Reputation: 123
I am trying to make use of multiprocessing in python to process very large dataframe. Actually, I have noticed that memory consumption is increasing when I run the below code. In the code, the dataframe (df) is shared across all process and each process it using it to extract subDF from the large df based on some filters. The large df contains around 6 million records.
def prob(optimalK, mapping_dictionary,df,url):
subDF = df.loc[df['URL'] == url]
tmp_c = 0 * optimalK;
mapping_dictionary[url] = tmp_c
def grouper(n, iterable, padvalue=None):
return zip_longest(*[iter(iterable)]*n, fillvalue=padvalue)
if __name__ == '__main__':
.............
uniqueURLs = df.URL.unique();
manager = Manager()
mapping_dictionary=manager.dict()
numCores = multiprocessing.cpu_count()
print(numCores)
pool = Pool(processes=numCores)
for chunk in grouper(1000, uniqueURLs):
print("Start Processing 1000 .... ");
func = partial(prob, optimalK, mapping_dictionary,df)
pool.map(func, chunk)
print("End Processing 1000.... ");
pool.close()
pool.join()
Something interesting I noticed that what's really causing the memory consumption is this line in prob function --> subDF = df.loc[df['URL'] == url]
I am not sure why .loc increases the memory consumption this much. Can someone suggest a more efficient way to achieve the same purpose of .loc and how to make my code runs faster ....
Upvotes: 0
Views: 73
Reputation: 59416
Unfortunately, Python has the GIL problem (which you can Google). In short it means that no two Python threads can process data structures at the same time. It simply makes implementing the Python interpreter way less complex and way more robust.
Because of this, the solution often is to use several processes instead of threads.
The drawback of using processes, however, is that they don't share memory (even if you called it that). If they are supposed to work on the same data they will all need a separate copy of it.
This means two things in particular: ① Memory gets filled up (as you noticed), and ② writing in one process doesn't change the data structure for another process.
So, normally I would propose to switch to threads (which really share data structures) to tackle the issue, but as stated in the beginning, because of the GIL problem, several threads normally do not speed up things in Python. They are rather used for implementing reactiveness to various sources or to implement algorithms which need parallelism.

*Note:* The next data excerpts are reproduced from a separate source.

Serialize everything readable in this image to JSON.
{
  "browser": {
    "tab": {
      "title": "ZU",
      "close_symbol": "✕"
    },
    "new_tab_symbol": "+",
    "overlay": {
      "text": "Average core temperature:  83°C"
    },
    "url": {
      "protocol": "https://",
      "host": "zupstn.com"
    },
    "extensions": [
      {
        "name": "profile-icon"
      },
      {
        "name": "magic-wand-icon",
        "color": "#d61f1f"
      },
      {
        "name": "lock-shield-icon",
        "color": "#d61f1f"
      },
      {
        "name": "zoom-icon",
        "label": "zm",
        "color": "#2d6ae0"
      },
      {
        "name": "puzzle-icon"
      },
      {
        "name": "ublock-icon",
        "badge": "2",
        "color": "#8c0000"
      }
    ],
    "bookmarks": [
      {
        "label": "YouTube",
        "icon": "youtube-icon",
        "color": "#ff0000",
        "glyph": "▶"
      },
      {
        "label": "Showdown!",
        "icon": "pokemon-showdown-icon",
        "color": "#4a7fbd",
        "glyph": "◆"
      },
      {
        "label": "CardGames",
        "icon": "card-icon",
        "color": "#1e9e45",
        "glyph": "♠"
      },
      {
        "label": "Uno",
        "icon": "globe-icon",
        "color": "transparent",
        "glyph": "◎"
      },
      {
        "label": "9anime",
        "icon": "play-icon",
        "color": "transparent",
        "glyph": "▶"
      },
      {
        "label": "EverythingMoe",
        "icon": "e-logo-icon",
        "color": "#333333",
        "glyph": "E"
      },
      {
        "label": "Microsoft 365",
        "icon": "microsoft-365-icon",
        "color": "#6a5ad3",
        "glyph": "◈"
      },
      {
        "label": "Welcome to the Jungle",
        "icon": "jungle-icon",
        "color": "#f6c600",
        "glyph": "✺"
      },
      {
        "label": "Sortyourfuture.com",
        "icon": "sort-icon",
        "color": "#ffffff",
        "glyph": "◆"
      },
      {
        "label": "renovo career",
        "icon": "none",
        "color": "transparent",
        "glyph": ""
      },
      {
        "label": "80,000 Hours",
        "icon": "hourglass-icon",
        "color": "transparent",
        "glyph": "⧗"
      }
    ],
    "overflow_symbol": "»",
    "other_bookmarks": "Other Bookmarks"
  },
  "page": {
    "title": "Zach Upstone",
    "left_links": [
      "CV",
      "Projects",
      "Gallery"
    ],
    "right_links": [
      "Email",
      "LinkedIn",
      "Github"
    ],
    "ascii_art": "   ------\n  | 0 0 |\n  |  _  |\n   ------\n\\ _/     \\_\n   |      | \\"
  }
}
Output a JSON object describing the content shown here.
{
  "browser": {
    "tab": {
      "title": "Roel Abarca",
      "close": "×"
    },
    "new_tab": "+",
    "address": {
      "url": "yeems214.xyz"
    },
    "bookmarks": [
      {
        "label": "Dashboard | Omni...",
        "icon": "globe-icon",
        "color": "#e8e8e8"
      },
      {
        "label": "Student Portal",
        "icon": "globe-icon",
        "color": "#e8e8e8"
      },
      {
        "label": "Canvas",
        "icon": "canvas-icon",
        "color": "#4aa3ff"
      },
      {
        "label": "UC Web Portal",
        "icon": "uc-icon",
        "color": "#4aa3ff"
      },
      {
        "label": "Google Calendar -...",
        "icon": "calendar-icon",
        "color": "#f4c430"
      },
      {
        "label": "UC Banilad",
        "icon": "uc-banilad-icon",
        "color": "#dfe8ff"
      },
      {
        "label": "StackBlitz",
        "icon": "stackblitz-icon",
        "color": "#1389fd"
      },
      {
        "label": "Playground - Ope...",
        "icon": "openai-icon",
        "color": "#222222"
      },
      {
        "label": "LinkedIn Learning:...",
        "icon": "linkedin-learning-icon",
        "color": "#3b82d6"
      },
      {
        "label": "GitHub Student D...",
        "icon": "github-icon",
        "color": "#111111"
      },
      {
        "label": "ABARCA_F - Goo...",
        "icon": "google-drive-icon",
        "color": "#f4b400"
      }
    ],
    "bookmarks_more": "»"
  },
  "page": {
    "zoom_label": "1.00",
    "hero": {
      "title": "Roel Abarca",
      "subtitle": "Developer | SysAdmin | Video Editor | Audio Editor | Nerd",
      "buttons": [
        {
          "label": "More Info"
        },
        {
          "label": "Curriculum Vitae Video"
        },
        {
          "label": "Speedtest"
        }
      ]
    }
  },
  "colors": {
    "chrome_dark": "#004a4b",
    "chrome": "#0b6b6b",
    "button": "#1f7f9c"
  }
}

So in your case, if you can, I propose to live with the memory consumption or to switch to a different language or to search if you can find a Python module which does what you need out-of-the-box (using threads or more clever subprocessing internally).
If, however, your job is taking long and needs speeding up because of lots of network traffic (sending out lots of queries to various servers), then using threads instead of subprocesses can be a perfect solution for you as network traffic means a lot of waiting for the network during which other threads can run perfectly well.
Upvotes: 1